The October 2013 shipments of our KnowledgeBOX will be leaving the warehouse in one week! Don’t wait to subscribe and receive a signed copy of Daniel Goleman’s new FOCUS: THE HIDDEN DRIVER OF EXCELLENCE and an Advanced Reader’s Copy of THE HARD THING ABOUT HARD THINGS by Ben Horowitz. Sign up today and you’ll receive 5 hardcover books and 4 advanced reader copies over the year for only $80.
Daniel Goleman’s name is synonymous with the term, Emotional Intelligence, or what is referred to as EQ or EI. In 1995, he presented the idea that I.Q. is not the be-all, end-all assessment of talent and success; rather “non-cognitive skills” also play a big part in who we are and how far we climb. He went on to explore other similar topics such as Ecological Intelligence and Social Intelligence. In other words, he’s a scholar who knows quite a lot about how our minds work beyond our simple “smarts.”
Now Goleman offers us Focus: The Hidden Driver of Excellence, in which he argues that our ability to attend is another critical aspect of performance.

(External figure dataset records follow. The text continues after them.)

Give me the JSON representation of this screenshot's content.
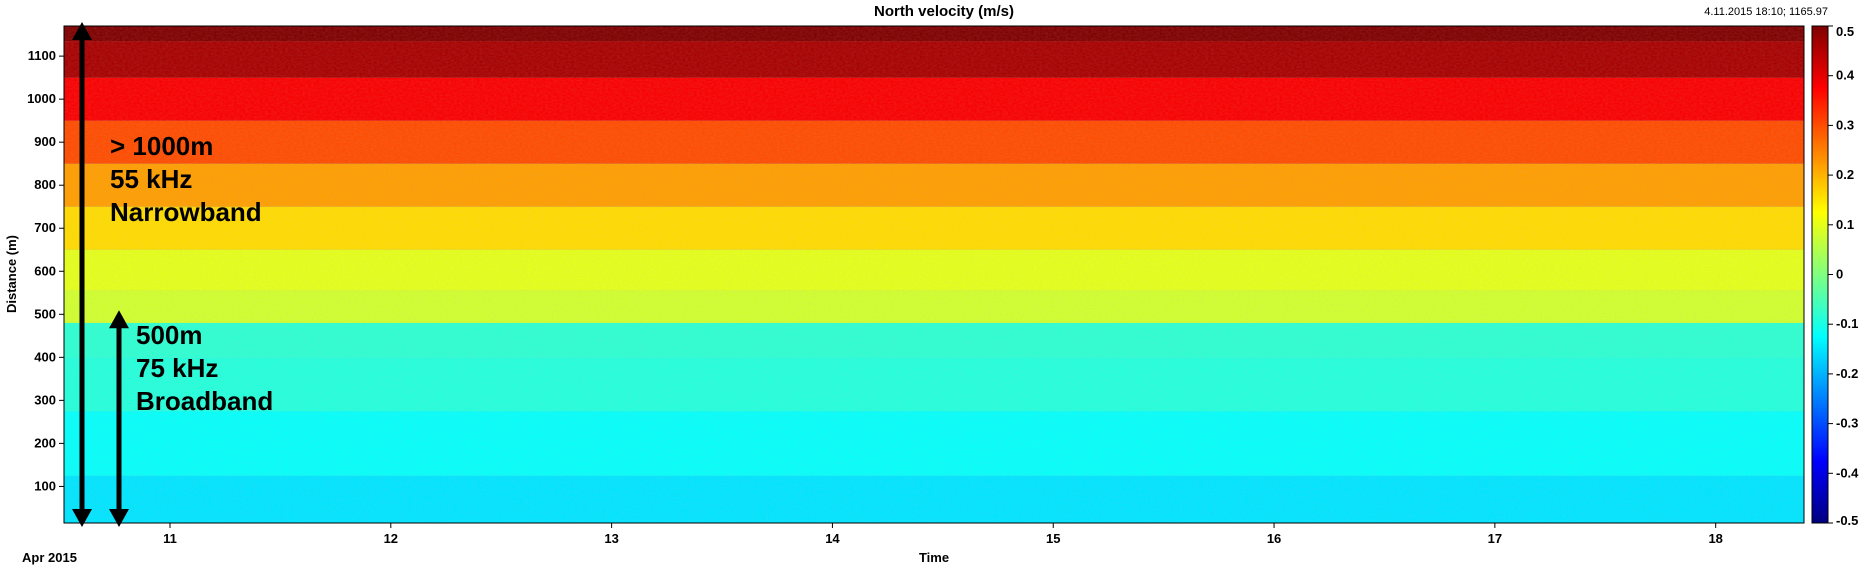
{
  "header": {
    "title": "North velocity (m/s)",
    "corner_readout": "4.11.2015 18:10; 1165.97"
  },
  "chart_data": {
    "type": "heatmap",
    "title": "North velocity (m/s)",
    "xlabel": "Time",
    "ylabel": "Distance (m)",
    "x_start_label": "Apr 2015",
    "x_ticks": [
      "11",
      "12",
      "13",
      "14",
      "15",
      "16",
      "17",
      "18"
    ],
    "x_tick_values": [
      11,
      12,
      13,
      14,
      15,
      16,
      17,
      18
    ],
    "xlim": [
      10.52,
      18.4
    ],
    "y_ticks": [
      100,
      200,
      300,
      400,
      500,
      600,
      700,
      800,
      900,
      1000,
      1100
    ],
    "ylim": [
      15,
      1170
    ],
    "colorbar": {
      "ticks": [
        "0.5",
        "0.4",
        "0.3",
        "0.2",
        "0.1",
        "0",
        "-0.1",
        "-0.2",
        "-0.3",
        "-0.4",
        "-0.5"
      ],
      "range": [
        -0.5,
        0.5
      ],
      "colormap": "jet"
    },
    "annotations": [
      {
        "lines": [
          "> 1000m",
          "55 kHz",
          "Narrowband"
        ],
        "range_m": [
          15,
          1170
        ]
      },
      {
        "lines": [
          "500m",
          "75 kHz",
          "Broadband"
        ],
        "range_m": [
          15,
          500
        ]
      }
    ],
    "profile": [
      {
        "distance": 50,
        "velocity": -0.15
      },
      {
        "distance": 200,
        "velocity": -0.12
      },
      {
        "distance": 350,
        "velocity": -0.09
      },
      {
        "distance": 450,
        "velocity": -0.08
      },
      {
        "distance": 510,
        "velocity": 0.08
      },
      {
        "distance": 600,
        "velocity": 0.1
      },
      {
        "distance": 700,
        "velocity": 0.16
      },
      {
        "distance": 800,
        "velocity": 0.22
      },
      {
        "distance": 900,
        "velocity": 0.3
      },
      {
        "distance": 1000,
        "velocity": 0.38
      },
      {
        "distance": 1100,
        "velocity": 0.46
      },
      {
        "distance": 1170,
        "velocity": 0.5
      }
    ]
  }
}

Though it matters enormously for how we navigate life, attention in all its varieties represents a little-noticed and underrated mental asset. My goal here is to spotlight this elusive and under-appreciated mental faculty in the mind’s operations and its role in living a fulfilling life.
The good news is that we can work to improve our focus. “Attention works much like a muscle–use it poorly and it can wither; work it well and it grows.” Here’s the challenge: our attention is at risk more now than ever before. Goleman first explains how focus helps us learn, then what happens when we interrupt our reading, listening, or tasking by checking our email or our phones. Essentially, we learn better when we are uninterrupted: not a surprise, but the reasons are pretty fascinating.
Goleman gives anyone reading the book a number of ways to better understand and improve how we use our attention, Focus is a leadership book, which sets it apart from a number of other books on focus that have come out in the past year.
He concentrates the majority of the book on why and how leaders must excel at three areas of focus: “For one, there’s self-awareness, which fosters self-management. Then there’s empathy, the basis for skill in relationship.” But beyond ourselves and other people, “outer focus lets us navigate in the larger world” and “grasp the workings of an organization, an economy, or the global processes that support life on this planet.” Goleman’s message is not to put down your iPhone, but to realize that when you pick it up, you disturb a rather delicate process of learning and performing. The more you practice focus, the greater your ability to use it on demand in any of the three areas.